Alokasi dana ini bisa berasal dari
pemerintah maupun swasta. Pada sistem pemerintahan otonomi maka dana pemerintah
akan lebih banyak dialokasikan ke daerah sehingga ketimpangan pembangunan antar
wilayah akan cenderung lebih rendah. Untuk investasi swasta lebih banyak
ditentukan oleh kekuatan pasar. Dimana keuntungan lokasi yang dimiliki oleh
suatu daerah merupakan kekuatan yang berperan banyak dalam menark investasi
swasta. Keuntungan lokasi ditentukan oleh biaya transpor baik bahan baku dan
hasil produksi yang harus dikeluarkan pengusaha, perbedaan upah buruh,
konsentrasi pasar, tingkat persaingan usaha dan sewa tanah. Oleh karena itu
investai akan cenderung lebih banyak di daerah perkotaan dibandingkan dengan
daerah pedesaan.
E.
Pembangunan
Indonesia Bagian Timur.
Dalam membangun Kawasan Indonesia Bagian Timur, terdapat beberapa faktor pokok yang perlu diberikan perhatian lebih mendalam
dalam memformulasikan strategi pengembangannya, yaitu:
a) adanya keanekaragaman situasi dan kondisi
daerah-daerah di KTI yang memerlukan kebijaksanaan serta solusi pembangunan
yang disesuaikan dengan kepentingan setempat (local needs)

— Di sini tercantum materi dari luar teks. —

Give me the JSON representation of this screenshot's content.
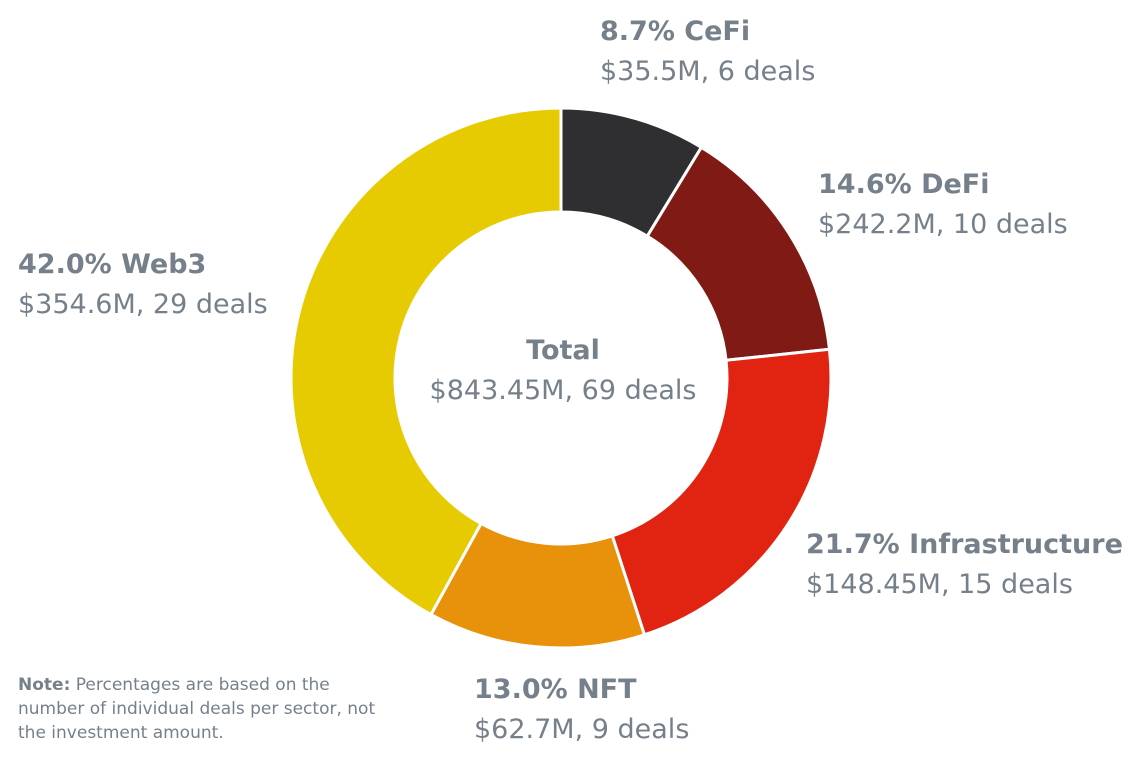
{
  "chart_data": {
    "type": "pie",
    "variant": "donut",
    "title": "",
    "slices": [
      {
        "key": "cefi",
        "name": "CeFi",
        "percent_label": "8.7%",
        "value": 8.7,
        "amount": "$35.5M, 6 deals",
        "color": "#2f2f31"
      },
      {
        "key": "defi",
        "name": "DeFi",
        "percent_label": "14.6%",
        "value": 14.6,
        "amount": "$242.2M, 10 deals",
        "color": "#7f1a14"
      },
      {
        "key": "infrastructure",
        "name": "Infrastructure",
        "percent_label": "21.7%",
        "value": 21.7,
        "amount": "$148.45M, 15 deals",
        "color": "#e02411"
      },
      {
        "key": "nft",
        "name": "NFT",
        "percent_label": "13.0%",
        "value": 13.0,
        "amount": "$62.7M, 9 deals",
        "color": "#e8920c"
      },
      {
        "key": "web3",
        "name": "Web3",
        "percent_label": "42.0%",
        "value": 42.0,
        "amount": "$354.6M, 29 deals",
        "color": "#e6cb03"
      }
    ],
    "center": {
      "title": "Total",
      "amount": "$843.45M, 69 deals"
    }
  },
  "labels": {
    "cefi": {
      "title": "8.7% CeFi",
      "amount": "$35.5M, 6 deals"
    },
    "defi": {
      "title": "14.6% DeFi",
      "amount": "$242.2M, 10 deals"
    },
    "infrastructure": {
      "title": "21.7% Infrastructure",
      "amount": "$148.45M, 15 deals"
    },
    "nft": {
      "title": "13.0% NFT",
      "amount": "$62.7M, 9 deals"
    },
    "web3": {
      "title": "42.0% Web3",
      "amount": "$354.6M, 29 deals"
    }
  },
  "note": {
    "title": "Note:",
    "text": " Percentages are based on the number of individual deals per sector, not the investment amount."
  },
  "colors": {
    "text": "#76808b",
    "background": "#ffffff",
    "separator": "#ffffff"
  }
}
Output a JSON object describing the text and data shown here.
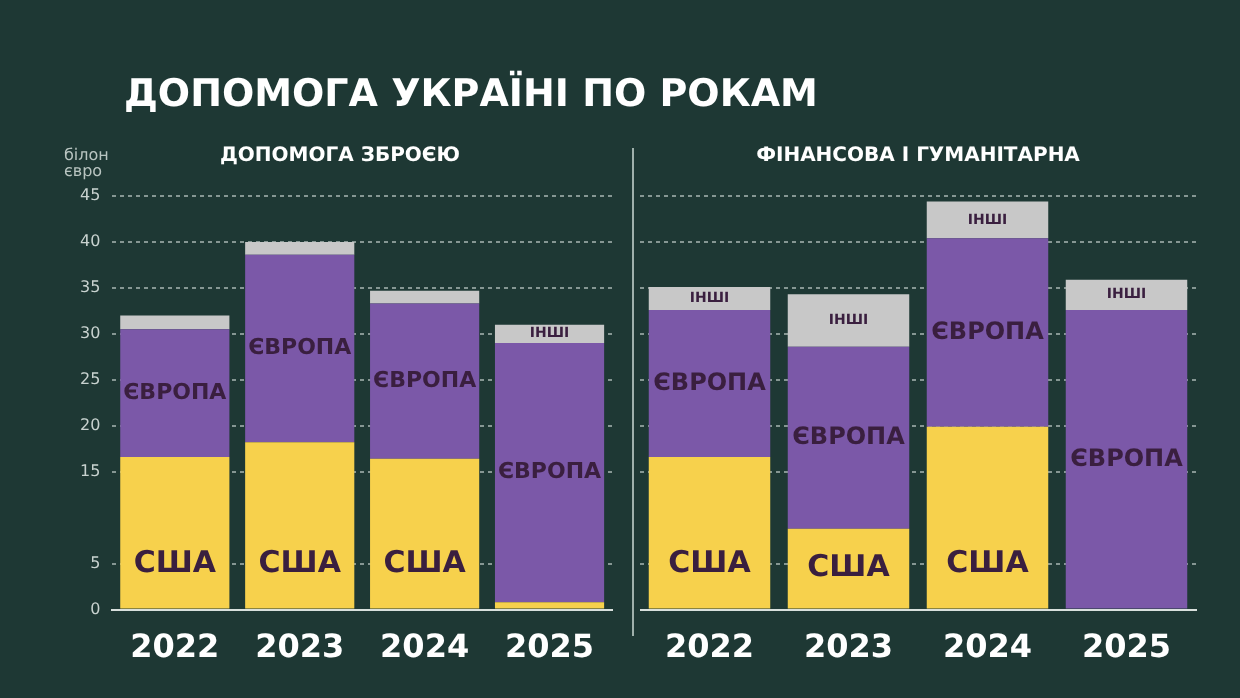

(b) perlunya pendekatan pembangunan yang
dilaksanakan secara terpadu dan menggunakan pendekatan perwilayahan
(c) perencanaan pembangunan di daerah harus
memperhatikan serta melibatkan peran serta masyarakat.
(d)
peningkatan serta pengembangan sektor pertanian yang tangguh untuk dapat
menanggulangi masalah kemiskinan baik di perdesaan maupun di perkotaan melalui
peningkatan pendapatan masyarakat khususnya dalam bidang agribisnis dan
agroindustri, serta penyediaan berbagai sarana dan prasarana lapangan kerja.
3 strategi pokok dalam upaya percepatan
pembangunan KTI berdasarkan rancangan RPJM Nasional 2010-2014
1.
Pendekatan perwilayahan
untuk percepatan pembangunan. Dalam hal ini, upaya membangun koordinasi dan
komunikasi antar-propinsi di KTI akan menjadi sangat penting peranannya.
2.
Peningkatan daya saing
dengan tujuan akhir untuk mensejahterakan masyarakat dengan tetap menjaga
kelestarian dan keseimbangan ekosistem lingkungan hidup.
3.
perubahan manajemen publik, yang juga memiliki
korelasi yang sangat kuat untuk membangkitkan daya saing wilayah, dengan
memperhatikan birokrasi pemerintah yang responsif terhadap tantangan, potensi
dan masalah daerah.
Kendala
dan tantangan pembangunan Indonesia Bagian Timur.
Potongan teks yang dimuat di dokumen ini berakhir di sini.